UCC Search

A UCC Search is a pre-lending due diligence inquiry conducted at the Secretary of State's office (or equivalent filing office) to identify all active UCC-1 financing statements filed against a borrower — revealing existing secured creditors who hold priority liens on the borrower's assets. The Uniform Commercial Code Article 9 governs UCC filings and search procedures (UCC § 9-519 through § 9-528, https://www.uniformlaws.org/committees/community-home?CommunityKey=60b580f4-0527-4445-97cc-168e9e339cdc); SBA's SOP 50 10 7.1 requires lenders to conduct UCC searches on all SBA loan applicants (https://www.sba.gov/document/sop-50-10-standard-operating-procedure).

Before extending credit secured by business assets — accounts receivable, inventory, equipment, or future receivables — a lender must know who already holds a lien on those assets. Under UCC Article 9's 'first to file' priority rule, a secured party that filed its UCC-1 first generally has senior priority over later filers, regardless of when each loan was made. A UCC Search reveals the full stack of secured creditors so the lender can assess its priority position. Search mechanics: UCC financing statements are filed with the Secretary of State in the state of the debtor's organization (for corporations, LLCs) or the debtor's principal residence (for individuals and sole proprietors). A comprehensive UCC search runs the debtor's exact legal name — as registered with the relevant state — through the SOS database. Minor name variations may miss filings, which is why lenders use professional search firms (CT Corporation, CSC, Cogency Global) that use state-specific name-matching protocols. What the search reveals: Each filing shows: the debtor's name, the secured party's name, the filing date, the collateral description, and the filing number. A 'blanket lien' — collateral described as 'all assets' or 'all personal property, now owned or hereafter acquired' — is the most common and most restrictive, covering everything the borrower owns or ever will own. MCA funders and fintech lenders routinely file blanket liens as a condition of funding. Lender action based on search results: If a prior lender holds a blanket lien, the new lender must either (a) obtain a subordination agreement from the prior lienholder, (b) require payoff of the prior lien at closing, or (c) take a second-lien position with reduced advance rates. SBA 7(a) lenders generally cannot close with an unpaid, non-subordinated blanket lien in place — the SBA requires its lien to be in first position on business assets. The Federal Reserve's Commercial Lending Guide references UCC Article 9 priority analysis as foundational to commercial loan underwriting (https://www.federalreserve.gov/releases/z1/).

Examples

Frequently asked questions

Where do you file and search UCC financing statements?

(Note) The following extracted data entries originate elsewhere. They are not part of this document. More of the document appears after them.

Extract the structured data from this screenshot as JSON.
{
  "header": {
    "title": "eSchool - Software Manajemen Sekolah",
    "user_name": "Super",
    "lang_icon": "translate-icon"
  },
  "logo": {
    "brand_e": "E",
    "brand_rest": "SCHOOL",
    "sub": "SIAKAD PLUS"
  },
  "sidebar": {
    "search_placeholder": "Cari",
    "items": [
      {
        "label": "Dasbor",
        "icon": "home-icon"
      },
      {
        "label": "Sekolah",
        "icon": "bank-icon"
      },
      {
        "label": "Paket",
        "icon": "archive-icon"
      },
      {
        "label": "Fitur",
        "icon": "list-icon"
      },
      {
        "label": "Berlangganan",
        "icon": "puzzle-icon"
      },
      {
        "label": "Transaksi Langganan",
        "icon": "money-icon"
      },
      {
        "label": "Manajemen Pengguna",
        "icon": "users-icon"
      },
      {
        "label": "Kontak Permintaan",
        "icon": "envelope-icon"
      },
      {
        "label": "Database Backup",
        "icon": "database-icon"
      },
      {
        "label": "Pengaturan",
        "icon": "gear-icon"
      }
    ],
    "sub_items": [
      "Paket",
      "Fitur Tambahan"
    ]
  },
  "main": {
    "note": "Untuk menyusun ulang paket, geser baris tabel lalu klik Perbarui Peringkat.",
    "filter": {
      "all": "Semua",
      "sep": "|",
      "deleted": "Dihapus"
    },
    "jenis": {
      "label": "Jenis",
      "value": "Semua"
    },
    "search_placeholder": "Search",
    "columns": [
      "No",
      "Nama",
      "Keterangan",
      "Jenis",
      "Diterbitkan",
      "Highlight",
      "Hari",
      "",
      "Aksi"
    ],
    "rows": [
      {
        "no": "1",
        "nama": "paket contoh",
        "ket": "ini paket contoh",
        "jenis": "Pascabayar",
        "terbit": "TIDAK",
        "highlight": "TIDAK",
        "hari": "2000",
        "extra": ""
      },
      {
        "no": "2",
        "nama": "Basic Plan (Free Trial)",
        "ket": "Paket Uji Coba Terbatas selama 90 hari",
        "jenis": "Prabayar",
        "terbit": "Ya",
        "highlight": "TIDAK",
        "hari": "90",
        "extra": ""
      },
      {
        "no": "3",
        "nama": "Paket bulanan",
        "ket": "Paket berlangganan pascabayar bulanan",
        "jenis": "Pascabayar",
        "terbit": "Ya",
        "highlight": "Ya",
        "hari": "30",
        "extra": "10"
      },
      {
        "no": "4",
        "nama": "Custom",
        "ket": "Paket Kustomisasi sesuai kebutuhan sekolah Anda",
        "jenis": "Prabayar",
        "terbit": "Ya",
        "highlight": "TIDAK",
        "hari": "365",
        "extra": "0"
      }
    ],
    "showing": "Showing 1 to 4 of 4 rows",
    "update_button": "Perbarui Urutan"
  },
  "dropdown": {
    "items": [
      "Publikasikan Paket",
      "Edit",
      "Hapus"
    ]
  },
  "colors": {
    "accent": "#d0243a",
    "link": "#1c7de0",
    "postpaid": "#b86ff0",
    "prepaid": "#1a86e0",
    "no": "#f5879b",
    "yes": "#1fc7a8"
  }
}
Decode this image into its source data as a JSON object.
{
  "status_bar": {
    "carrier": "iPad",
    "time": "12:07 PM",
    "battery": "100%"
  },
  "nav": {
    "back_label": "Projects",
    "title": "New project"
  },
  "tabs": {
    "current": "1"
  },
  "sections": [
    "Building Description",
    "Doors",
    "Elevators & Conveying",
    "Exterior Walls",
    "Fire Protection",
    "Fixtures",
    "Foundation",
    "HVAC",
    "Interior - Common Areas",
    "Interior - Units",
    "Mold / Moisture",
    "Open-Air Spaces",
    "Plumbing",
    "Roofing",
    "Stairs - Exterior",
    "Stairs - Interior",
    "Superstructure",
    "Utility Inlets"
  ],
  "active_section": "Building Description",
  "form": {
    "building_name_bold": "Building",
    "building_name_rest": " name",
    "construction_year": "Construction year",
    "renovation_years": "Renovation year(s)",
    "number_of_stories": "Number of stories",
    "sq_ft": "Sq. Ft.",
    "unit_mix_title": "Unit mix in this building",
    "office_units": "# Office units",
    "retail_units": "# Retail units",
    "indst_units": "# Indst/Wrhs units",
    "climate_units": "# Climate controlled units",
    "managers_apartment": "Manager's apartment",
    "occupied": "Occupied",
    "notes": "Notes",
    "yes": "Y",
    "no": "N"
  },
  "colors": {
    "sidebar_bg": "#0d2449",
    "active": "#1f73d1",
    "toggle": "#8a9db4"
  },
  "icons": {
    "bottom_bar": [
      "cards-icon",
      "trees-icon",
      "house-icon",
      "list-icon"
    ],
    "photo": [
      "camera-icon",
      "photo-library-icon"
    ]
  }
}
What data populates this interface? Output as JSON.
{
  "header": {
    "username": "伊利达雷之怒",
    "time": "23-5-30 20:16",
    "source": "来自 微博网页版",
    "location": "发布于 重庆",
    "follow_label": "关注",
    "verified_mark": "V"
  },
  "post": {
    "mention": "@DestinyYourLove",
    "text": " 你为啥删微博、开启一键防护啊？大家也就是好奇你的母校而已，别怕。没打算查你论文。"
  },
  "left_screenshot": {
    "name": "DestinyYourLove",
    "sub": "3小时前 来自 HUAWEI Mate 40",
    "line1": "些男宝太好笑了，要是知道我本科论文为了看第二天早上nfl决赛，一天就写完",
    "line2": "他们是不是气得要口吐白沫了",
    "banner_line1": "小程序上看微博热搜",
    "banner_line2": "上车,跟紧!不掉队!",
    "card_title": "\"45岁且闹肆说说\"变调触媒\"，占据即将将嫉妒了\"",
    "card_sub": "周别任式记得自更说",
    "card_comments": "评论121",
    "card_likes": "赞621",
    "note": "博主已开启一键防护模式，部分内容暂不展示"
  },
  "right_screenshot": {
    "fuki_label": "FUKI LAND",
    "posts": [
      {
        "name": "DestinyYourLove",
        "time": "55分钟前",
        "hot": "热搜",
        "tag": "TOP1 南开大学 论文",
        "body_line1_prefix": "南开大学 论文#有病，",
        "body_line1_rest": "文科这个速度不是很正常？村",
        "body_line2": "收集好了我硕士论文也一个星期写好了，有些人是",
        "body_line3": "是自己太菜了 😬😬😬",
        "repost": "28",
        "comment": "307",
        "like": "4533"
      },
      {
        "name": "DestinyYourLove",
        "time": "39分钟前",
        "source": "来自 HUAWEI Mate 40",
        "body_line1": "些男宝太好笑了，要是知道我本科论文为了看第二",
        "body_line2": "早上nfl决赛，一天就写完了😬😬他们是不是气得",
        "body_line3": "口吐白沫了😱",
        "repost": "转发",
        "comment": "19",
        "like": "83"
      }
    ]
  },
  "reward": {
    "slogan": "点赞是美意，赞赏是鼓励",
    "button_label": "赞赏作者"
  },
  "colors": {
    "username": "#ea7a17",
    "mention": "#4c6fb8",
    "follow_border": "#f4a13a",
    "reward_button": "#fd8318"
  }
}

For entities (corporations, LLCs, partnerships), file and search in the Secretary of State's office in the state where the entity is organized — not where it does business. For sole proprietors and individuals, file and search in the state of the debtor's principal residence. Some states (e.g., Delaware, which is the most common state of organization for LLCs) have online UCC search portals. Most lenders use a third-party search firm to ensure correct name-matching protocols and to obtain certified search results.

How long does a UCC-1 filing remain active?

A UCC-1 financing statement is effective for 5 years from the date of filing. To continue perfection beyond 5 years, the secured party must file a UCC-3 Continuation Statement within 6 months before the 5-year expiration. If not continued, the filing lapses — the security interest becomes unperfected and loses its priority position against subsequent filers. Lapsed filings do not automatically remove the lien; a UCC-3 Termination Statement is needed to affirmatively release the lien from the public record.

Does a UCC search show tax liens?

No. UCC searches reveal Article 9 security interests filed by private creditors. Federal tax liens filed by the IRS are recorded in a separate system — with the county recorder (for individuals) and the Secretary of State (for businesses). State tax liens have their own filing requirements. A comprehensive pre-loan due diligence search should include UCC filings, federal tax lien searches (IRS Form 668-Y), state tax lien searches, and judgment lien searches — all at the relevant filing offices.